Réunion du 3 mai 2011 à 21h30
Équilibre des finances publiques — Reprise de la discussion

Photo issue du site de l'Assemblée nationale ou de WikipediaAurélie Filippetti :

Usbek pourrait demander à Rica :

- Cette majorité est donc bien sage : elle veut définir un cadre pour son action à venir et poser de grands principes avant de les appliquer.

- C'est étonnant, cher Usbek, mais cette majorité n'est pas au début de son mandat. Elle est quasiment à la fin et il ne lui reste qu'un an.

- Tiens ! Elle veut donc laisser en héritage des principes qui ont guidé et permis le succès de son action en matière de gestion des finances publiques ?

- Eh bien, non car, malheureusement, le déficit, cette année, atteint 7 % du PIB et il a même doublé depuis dix ans, passant de 900 milliards à 1 800 milliards d'euros. Ce n'est pas rien !

- Mais n'y avait-il jamais eu de règles, dans cet hémicycle ?

- Bien sûr, il y en avait eu !

- Avaient-elles été respectées ?

- Que nenni, cher Usbek. Il y avait une règle, par exemple, pour la CADES. Elle a été violée par cette majorité elle-même. Il y avait des provisions pour les générations futures, avec le fonds de réserve des retraites.
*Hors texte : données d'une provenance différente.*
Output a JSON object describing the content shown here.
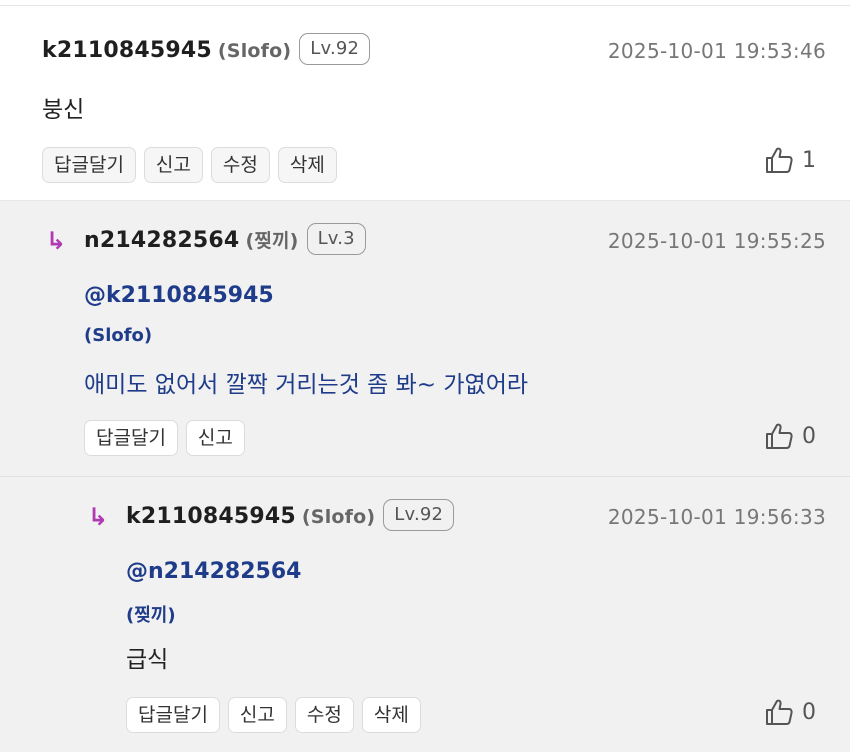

Ces provisions ont été siphonnées lors de la réforme des retraites.

- Bon, peut-être le Parlement veut-il empêcher le Gouvernement de faire des bêtises ?

- Eh bien, je suis embêté de te dire, cher Usbek, que là, c'est le Parlement qui se coupe lui-même les ailes, puisqu'il va s'empêcher, désormais, d'introduire des mesures fiscales en dehors des lois de finances et de financement de la sécurité sociale.

- Ce Parlement était-il donc à ce point dépensier ?

- Pas du tout. L'examen des différents projets de loi récemment adoptés montre que c'est plutôt le Gouvernement qui était impécunieux. La plupart des niches qui ont été introduites l'ont été par ce gouvernement lui-même.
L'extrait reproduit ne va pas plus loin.